Crowe’s complaint about Murali was of a piece with some of his other whines: “Let’s face it – Bangladesh and Zimbabwe are being kept on the international stage for political reasons … Talking of politics, why were so few questions raised about the way the Asian subcontinent has taken a stranglehold on World cricket?”
For Crowe, “politics” is a netherworld of double talk and deal-making, the antithesis of the Spirit of Cricket. But without “politics”, there would be no Test cricket and no ICC, which was founded as the Imperial Cricket Conference in 1909 partly to facilitate the integration of South Africa into the empire following the trauma of the Boer Wars.
The decision to grant New Zealand Test status in 1927 was also disputed, at least by the Australians, who refused to play against their neighbours for decades. Rather than rail against “politics”, it would have been more useful to ask why cricket has no system of promotion and relegation to Test status, and whether such a thing could be contrived. Outside of that, the inclusion or exclusion of any country will continue to be, as it has always been, a matter of “politics” – ie subject to economic, democratic and diplomatic pressures.

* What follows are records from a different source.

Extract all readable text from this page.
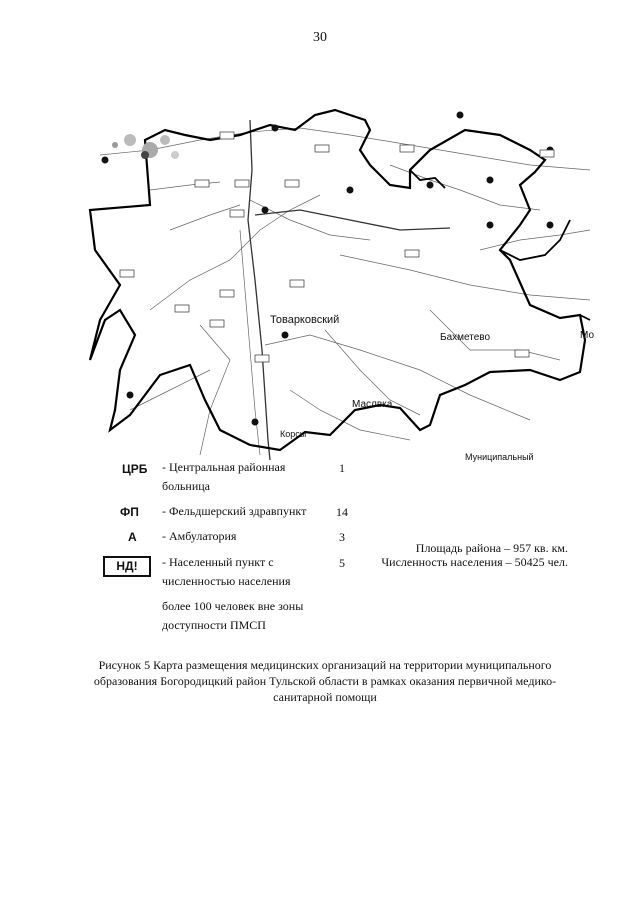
30
Товарковский
Бахметево
Маслвка
Мо
Корсы
Муниципальный
ЦРБ - Центральная районная
больница
1
ФП - Фельдшерский здравпункт 14
А - Амбулатория	3
НД!	- Населенный пункт с
численностью населения
5
более 100 человек вне зоны
доступности ПМСП
Площадь района – 957 кв. км.
Численность населения – 50425 чел.
Рисунок 5 Карта размещения медицинских организаций на территории муниципального
образования Богородицкий район Тульской области в рамках оказания первичной медико-
санитарной помощи
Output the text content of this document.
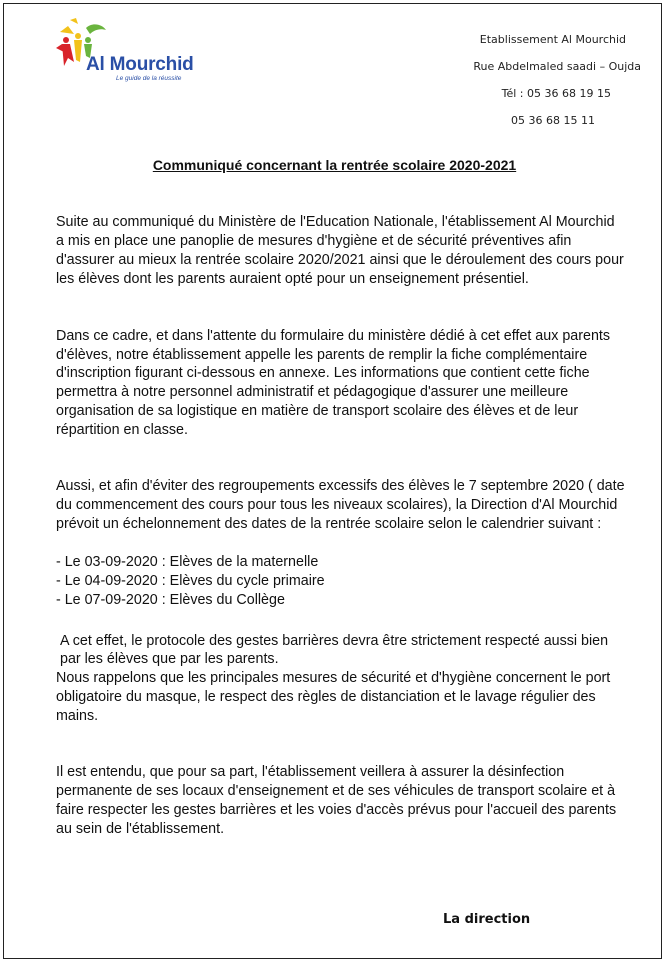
Al Mourchid
Le guide de la réussite
Etablissement Al Mourchid
Rue Abdelmaled saadi – Oujda
Tél : 05 36 68 19 15
05 36 68 15 11
Communiqué concernant la rentrée scolaire 2020-2021

Suite au communiqué du Ministère de l'Education Nationale, l'établissement Al Mourchid a mis en place une panoplie de mesures d'hygiène et de sécurité préventives afin d'assurer au mieux la rentrée scolaire 2020/2021 ainsi que le déroulement des cours pour les élèves dont les parents auraient opté pour un enseignement présentiel.

Dans ce cadre, et dans l'attente du formulaire du ministère dédié à cet effet aux parents d'élèves, notre établissement appelle les parents de remplir la fiche complémentaire d'inscription figurant ci-dessous en annexe. Les informations que contient cette fiche permettra à notre personnel administratif et pédagogique d'assurer une meilleure organisation de sa logistique en matière de transport scolaire des élèves et de leur répartition en classe.

Aussi, et afin d'éviter des regroupements excessifs des élèves le 7 septembre 2020 ( date du commencement des cours pour tous les niveaux scolaires), la Direction d'Al Mourchid prévoit un échelonnement des dates de la rentrée scolaire selon le calendrier suivant :

- Le 03-09-2020 : Elèves de la maternelle
- Le 04-09-2020 : Elèves du cycle primaire
- Le 07-09-2020 : Elèves du Collège

A cet effet, le protocole des gestes barrières devra être strictement respecté aussi bien par les élèves que par les parents.

Nous rappelons que les principales mesures de sécurité et d'hygiène concernent le port obligatoire du masque, le respect des règles de distanciation et le lavage régulier des mains.

Il est entendu, que pour sa part, l'établissement veillera à assurer la désinfection permanente de ses locaux d'enseignement et de ses véhicules de transport scolaire et à faire respecter les gestes barrières et les voies d'accès prévus pour l'accueil des parents au sein de l'établissement.

La direction
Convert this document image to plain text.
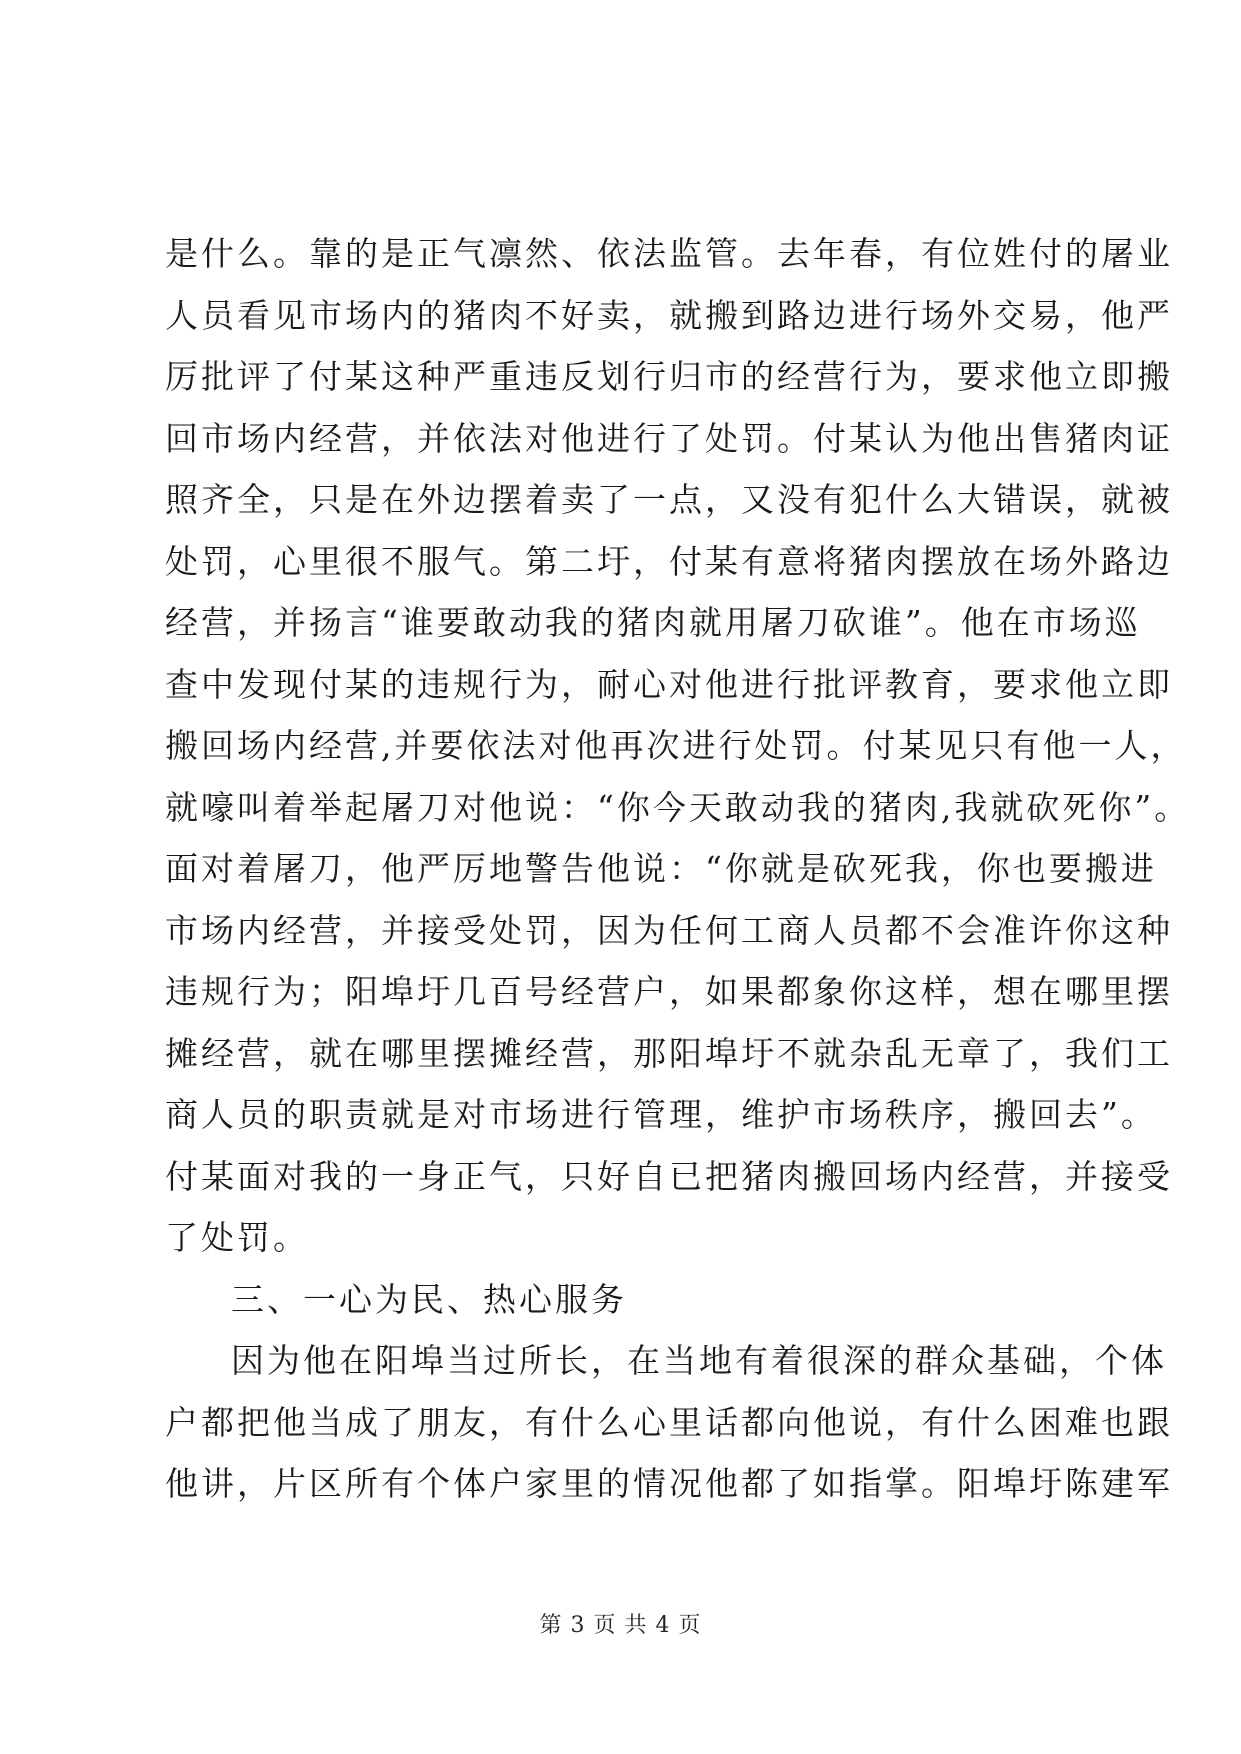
是什么。靠的是正气凛然、依法监管。去年春，有位姓付的屠业
人员看见市场内的猪肉不好卖，就搬到路边进行场外交易，他严
厉批评了付某这种严重违反划行归市的经营行为，要求他立即搬
回市场内经营，并依法对他进行了处罚。付某认为他出售猪肉证
照齐全，只是在外边摆着卖了一点，又没有犯什么大错误，就被
处罚，心里很不服气。第二圩，付某有意将猪肉摆放在场外路边
经营，并扬言“谁要敢动我的猪肉就用屠刀砍谁”。他在市场巡
查中发现付某的违规行为，耐心对他进行批评教育，要求他立即
搬回场内经营,并要依法对他再次进行处罚。付某见只有他一人，
就嚎叫着举起屠刀对他说：“你今天敢动我的猪肉,我就砍死你”。
面对着屠刀，他严厉地警告他说：“你就是砍死我，你也要搬进
市场内经营，并接受处罚，因为任何工商人员都不会准许你这种
违规行为；阳埠圩几百号经营户，如果都象你这样，想在哪里摆
摊经营，就在哪里摆摊经营，那阳埠圩不就杂乱无章了，我们工
商人员的职责就是对市场进行管理，维护市场秩序，搬回去”。
付某面对我的一身正气，只好自已把猪肉搬回场内经营，并接受
了处罚。
三、一心为民、热心服务
因为他在阳埠当过所长，在当地有着很深的群众基础，个体
户都把他当成了朋友，有什么心里话都向他说，有什么困难也跟
他讲，片区所有个体户家里的情况他都了如指掌。阳埠圩陈建军
第 3 页 共 4 页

While disparaging Bangladesh and Zimbabwe, Crowe lauds ‘Twenty20′ as the way to “grow the game globally” particularly in “large untapped markets like China and the US.” Whatever its short-term commercial advantages, Twenty-20 squeezes cricket to bite size, and in doing so sacrifices much of what actually makes the game distinctive – never mind what it may do to its ineffable spirit.
Three years ago, Crowe got into trouble for writing: “Not many Maori make good cricketers because they don’t have the patience or the temperament to play through a whole day, let alone over a Test match.” He was forced to apologise for the remark.
So I won’t be the only one disinclined to accept lectures from Crowe about either “politics” or the Spirit of Cricket. In any case, as will be clear from the above, I think the term is useless. That’s not to deny that the game is indeed more than the sum of its laws: it is everything that history has made it. But the Spirit of Cricket, as it is lived by players and spectators, has always involved, along with camaraderie, large doses of competitive zeal, aggression and rivalry. As the late Fred Trueman once said: “Use every weapon within the rules, and stretch the rules to breaking point.”
Like most sports fans, I want to see players treat opponents with respect. I like it when crowds acknowledge fine play on both sides. Partisanship and the will to dominate are as much part of cricket as any other game and require no justification: they are built into competitive sport However, I do like to see them tempered, not by some lofty unreal code, but by a sound enjoyment of the game for what it is and an awareness of what it is not.